Health tipsNovember 2016

Keep your sunny side up during dark winter days

There’s something beautiful about this time of year: October paints trees into beautiful mosaics of red, orange and yellow, November nights become a little cozier, and in December, hibernation is over for our scarves, hats and gloves. But here’s something that many of us don’t look forward to: shorter days.

By the time winter hits us with all of its sombre force, daylight hours can decrease by as much as 60 per cent, and this means a major drop in our intake of vitamin D. In summer, when we show lots of skin and the sun is high in the sky, our skin can make large amounts of vitamin D through simple exposure to sunlight. Not so in winter.

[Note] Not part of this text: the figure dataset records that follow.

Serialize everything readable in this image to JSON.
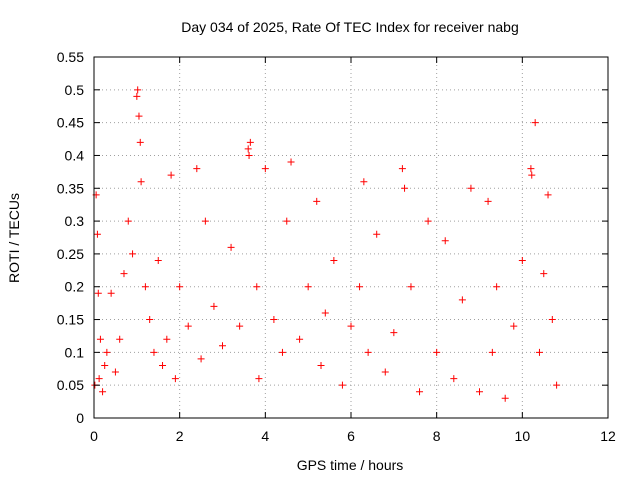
{
  "chart_data": {
    "type": "scatter",
    "title": "Day 034 of 2025, Rate Of TEC Index for receiver nabg",
    "xlabel": "GPS time / hours",
    "ylabel": "ROTI / TECUs",
    "xlim": [
      0,
      12
    ],
    "ylim": [
      0,
      0.55
    ],
    "x_ticks": [
      "0",
      "2",
      "4",
      "6",
      "8",
      "10",
      "12"
    ],
    "y_ticks": [
      "0",
      "0.05",
      "0.1",
      "0.15",
      "0.2",
      "0.25",
      "0.3",
      "0.35",
      "0.4",
      "0.45",
      "0.5",
      "0.55"
    ],
    "grid": true,
    "marker": "plus",
    "color": "#ff0000",
    "series": [
      {
        "x": [
          0.02,
          0.05,
          0.08,
          0.1,
          0.12,
          0.15,
          0.2,
          0.25,
          0.3,
          0.4,
          0.5,
          0.6,
          0.7,
          0.8,
          0.9,
          1.0,
          1.02,
          1.05,
          1.08,
          1.1,
          1.2,
          1.3,
          1.4,
          1.5,
          1.6,
          1.7,
          1.8,
          1.9,
          2.0,
          2.2,
          2.4,
          2.5,
          2.6,
          2.8,
          3.0,
          3.2,
          3.4,
          3.6,
          3.62,
          3.65,
          3.8,
          3.85,
          4.0,
          4.2,
          4.4,
          4.5,
          4.6,
          4.8,
          5.0,
          5.2,
          5.3,
          5.4,
          5.6,
          5.8,
          6.0,
          6.2,
          6.3,
          6.4,
          6.6,
          6.8,
          7.0,
          7.2,
          7.25,
          7.4,
          7.6,
          7.8,
          8.0,
          8.2,
          8.4,
          8.6,
          8.8,
          9.0,
          9.2,
          9.3,
          9.4,
          9.6,
          9.8,
          10.0,
          10.2,
          10.22,
          10.3,
          10.4,
          10.5,
          10.6,
          10.7,
          10.8
        ],
        "y": [
          0.05,
          0.34,
          0.28,
          0.19,
          0.06,
          0.12,
          0.04,
          0.08,
          0.1,
          0.19,
          0.07,
          0.12,
          0.22,
          0.3,
          0.25,
          0.49,
          0.5,
          0.46,
          0.42,
          0.36,
          0.2,
          0.15,
          0.1,
          0.24,
          0.08,
          0.12,
          0.37,
          0.06,
          0.2,
          0.14,
          0.38,
          0.09,
          0.3,
          0.17,
          0.11,
          0.26,
          0.14,
          0.41,
          0.4,
          0.42,
          0.2,
          0.06,
          0.38,
          0.15,
          0.1,
          0.3,
          0.39,
          0.12,
          0.2,
          0.33,
          0.08,
          0.16,
          0.24,
          0.05,
          0.14,
          0.2,
          0.36,
          0.1,
          0.28,
          0.07,
          0.13,
          0.38,
          0.35,
          0.2,
          0.04,
          0.3,
          0.1,
          0.27,
          0.06,
          0.18,
          0.35,
          0.04,
          0.33,
          0.1,
          0.2,
          0.03,
          0.14,
          0.24,
          0.38,
          0.37,
          0.45,
          0.1,
          0.22,
          0.34,
          0.15,
          0.05
        ]
      }
    ]
  }
}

Why should we care? Because vitamin D is important for regulating calcium, absorbing phosphorus, and maintaining healthy bones and teeth.

“In 2007, Time magazine included the discovery of vitamin D on its list of the greatest medical advances,” says Dr. Julie Roy, Assistant JGH Chief of Pharmacy. “Today vitamin D is relevant, because insufficient levels have been associated with many health problems. Studies have shown an increased risk of colorectal cancer or breast cancer if the vitamin is absent or in short supply.

“More recently, a great deal of interest has been generated in the vitamin’s involvement in regulating the gene linked to antimicrobial effects. We’re getting a better understanding of the role of vitamin D in maintaining the action of the immune system.”

The effects of vitamin D deficiency aren’t always easy to spot. Symptoms such as difficulty in thinking clearly, unexplained fatigue, muscle weakness and frequent bone fractures don’t always appear until levels of the vitamin get very low or have been low for some time. Individuals who suffer from milk allergies, who adhere to a strict vegan diet, or who prefer to avoid the sun are at a higher risk for a vitamin D deficiency.

Luckily, there are various ways to increase our intake of the sunshine vitamin during the darker months. Foods such as milk, fortified breakfast cereals, fortified yogurt, egg yolks, fortified orange juice, and fatty fish like salmon and sardines are full of vitamin D. You can also take a multivitamin that contains vitamin D, or go outside on sunny days for at least 15 minutes.

It’s the farthest thing from a day at the beach, but at least you’ll be in good shape by the time you spot your first robin.